The mental gymnastics of speaking another language requires using a new sound system while suppressing the dominant one of your first language. How people achieve this feat—and its linguistic, social, and cognitive consequences—centers the research of Mark Amengual, associate professor of applied linguistics and director of Spanish Studies. “I’ve always been intrigued by how seamlessly bilinguals switch between languages,” said Amengual, himself multilingual, speaking English, Spanish, and Catalan.

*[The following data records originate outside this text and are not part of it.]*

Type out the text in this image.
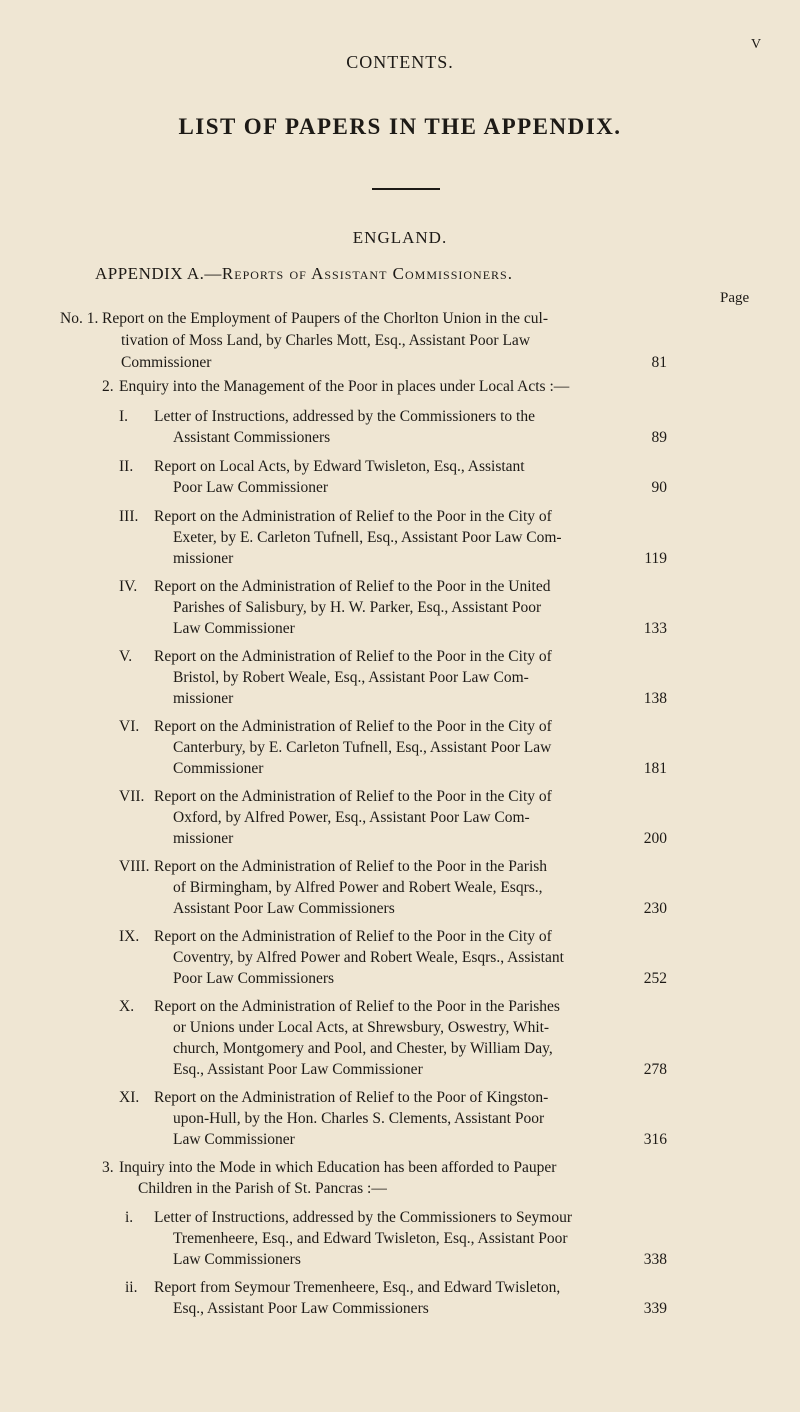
CONTENTS.
V
LIST OF PAPERS IN THE APPENDIX.
ENGLAND.
APPENDIX A.—Reports of Assistant Commissioners.
Page
No. 1. Report on the Employment of Paupers of the Chorlton Union in the cul-
tivation of Moss Land, by Charles Mott, Esq., Assistant Poor Law
Commissioner	81
2. Enquiry into the Management of the Poor in places under Local Acts :—
I. Letter of Instructions, addressed by the Commissioners to the
Assistant Commissioners	89
II. Report on Local Acts, by Edward Twisleton, Esq., Assistant
Poor Law Commissioner	90
III. Report on the Administration of Relief to the Poor in the City of
Exeter, by E. Carleton Tufnell, Esq., Assistant Poor Law Com-
missioner	119
IV. Report on the Administration of Relief to the Poor in the United
Parishes of Salisbury, by H. W. Parker, Esq., Assistant Poor
Law Commissioner	133
V. Report on the Administration of Relief to the Poor in the City of
Bristol, by Robert Weale, Esq., Assistant Poor Law Com-
missioner	138
VI. Report on the Administration of Relief to the Poor in the City of
Canterbury, by E. Carleton Tufnell, Esq., Assistant Poor Law
Commissioner	181
VII. Report on the Administration of Relief to the Poor in the City of
Oxford, by Alfred Power, Esq., Assistant Poor Law Com-
missioner	200
VIII. Report on the Administration of Relief to the Poor in the Parish
of Birmingham, by Alfred Power and Robert Weale, Esqrs.,
Assistant Poor Law Commissioners	230
IX. Report on the Administration of Relief to the Poor in the City of
Coventry, by Alfred Power and Robert Weale, Esqrs., Assistant
Poor Law Commissioners	252
X. Report on the Administration of Relief to the Poor in the Parishes
or Unions under Local Acts, at Shrewsbury, Oswestry, Whit-
church, Montgomery and Pool, and Chester, by William Day,
Esq., Assistant Poor Law Commissioner	278
XI. Report on the Administration of Relief to the Poor of Kingston-
upon-Hull, by the Hon. Charles S. Clements, Assistant Poor
Law Commissioner	316
3. Inquiry into the Mode in which Education has been afforded to Pauper
Children in the Parish of St. Pancras :—
i. Letter of Instructions, addressed by the Commissioners to Seymour
Tremenheere, Esq., and Edward Twisleton, Esq., Assistant Poor
Law Commissioners	338
ii. Report from Seymour Tremenheere, Esq., and Edward Twisleton,
Esq., Assistant Poor Law Commissioners	339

In the UCSC Bilingualism Research Laboratory he directs, Amengual analyzes the acoustic profiles of multi-lingual speech collected under controlled experimental conditions. In one study, for example, Amengual compared two groups of Latino Spanish-English bilinguals—one speaking Spanish at home and not English until starting school and the other exposed to both languages from birth—with a third group of bilinguals who grew up English-speaking and then acquired Spanish by studying it in college. It turns out the degree of exposure to each language in the formative, early years of life has a persistent effect, influencing adult speech acoustics in a quantifiable way.

To get a fuller picture of “what bilingualism is all about,” Amengual also studies speech perception among Indigenous bilingual populations in Mexico who speak Spanish and an endangered language, Hñäñho. “Perception and production,” said Amengual, “are two sides of the same coin.”